- Genre: Food & Travel
- Directed by: Wes Dening
- Presented by: Eddie McDougall
- Country of origin: Hong Kong
- No. of seasons: 1
- No. of episodes: 13

Production
- Producers: Wes Dening, Eddie McDougall
- Production location: Asia Pacific

Original release
- Network: TLC Asia

= The Flying Winemaker =

The Flying Winemaker is an international wine and travel show that premiered in September 2014 on TLC Asia. The program is hosted by Australian winemaker Eddie McDougall. The show focuses on the way food and wine is consumed and enjoyed across Asia. Eddie sheds the light on unorthodox and unique methods for growing quality grapes in new environments and teach local communities the secrets to pairing wines with local dishes. From markets and food stalls to restaurants and even in people’s homes, Eddie reveals combinations that can be replicated in kitchens around the globe.

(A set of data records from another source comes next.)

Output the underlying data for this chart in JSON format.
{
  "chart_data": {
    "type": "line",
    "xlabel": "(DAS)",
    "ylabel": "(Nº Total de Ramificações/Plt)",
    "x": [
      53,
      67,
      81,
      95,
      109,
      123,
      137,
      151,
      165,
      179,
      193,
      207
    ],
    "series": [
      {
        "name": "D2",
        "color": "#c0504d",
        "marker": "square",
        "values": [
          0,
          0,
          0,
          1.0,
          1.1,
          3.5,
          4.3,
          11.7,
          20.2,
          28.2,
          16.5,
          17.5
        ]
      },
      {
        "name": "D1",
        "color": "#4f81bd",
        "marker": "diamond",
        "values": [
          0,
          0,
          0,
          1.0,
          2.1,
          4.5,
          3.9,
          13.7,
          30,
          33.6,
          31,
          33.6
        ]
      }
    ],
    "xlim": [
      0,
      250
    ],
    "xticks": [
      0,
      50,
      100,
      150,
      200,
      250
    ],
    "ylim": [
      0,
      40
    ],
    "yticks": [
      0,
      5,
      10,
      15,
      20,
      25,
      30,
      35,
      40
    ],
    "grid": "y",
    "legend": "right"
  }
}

The show takes place in China, India, Thailand, Japan, Taiwan, Vietnam, Bali and Australia in search of unique wine production and top-class varieties that the world has yet to discover.

==Seasons==
===Season 1===

Season 1 features 13 episodes and covers wine destinations in Asia & Australia. First aired in September 2014 running through to December 2014. Shown regionally on TLC Asia. Clips of the show are also available on the youtube channel: The Flying Winemaker

Episode Guide

| Episode | Destination | Featuring |
|---|---|---|
| 1 | Hong Kong | Christie's Auction House, Zachy's Auction House, Ming Court (Langham Place Hotel), Tim Ho Wan, Yin Yang Private Kitchen |
| 2 | Thailand (Hua Hin, Bangkok & Asoke Valley) | Siam Winery, GranMonte Vineyard, Nham Restaurant, Cellar 11, Chachawan Thai |
| 3 | India (Mumbai & Nashik Valley) | Raveilo, Vallonne Vineyards, Sula Vineyards, Jashan Restaurant |
| 4 | Indonesia (Bali) | Hatten Wines Archived 2023-06-05 at the Wayback Machine, Ibu Oka Café, Mosaic Restaurant, Sip Wine Bar |
| 5 | China | Changyu Winery, Treaty Port Vineyard, Pudao Wines, San Xi Lou, Jim Boyce |
| 6 | Australia (Victoria, Yarra Valley & Melbourne) | Thick as Thieves, Rockford, Oakridge, Dal Zotto, Brown Brothers |
| 7 | Taiwan | Domaine Shu-Sheng, Puli Distillery, Yong-Kang Beef Noodle, The Good Wine (boutique outlet), Thomas Chang |
| 8 | Japan (Tokyo & Yamanashi) | Chateau Mercian, Grace Winery, Jip Wine bar & shop, Kaikaya by the Sea |
| 9 | Vietnam (Ho Chi Minh & Dalat) | Xu Restaurant & Lounge, Bar Code, Wine Embassy, Tam Hao, Chom Chom Restaurant |
| 10 | China (Ningxia& He Lan Mountains) | Silver Heights, JiaBeiLan, Pernod Ricard |
| 11 | India (Bangalore & Nandi Valley) | Grover Vineyards, SDU Winery, Maiya's Restaurant, The Biere Club, 13th Floor |
| 12 | Australia (Adelaide Hills, Barossa Valley & Port Lincoln) | Lucy Margaux, St. Halletts, Ferment Asia, Zuma, Toby Barlow |
| 13 | Hong Kong (season finale) | Yardbird, Ronin, 22 Ships, Il Milione, Alvin Leung, Celia Hu |

Season 2
A second season of the series has yet to be announced. Filming is to take place in 2017.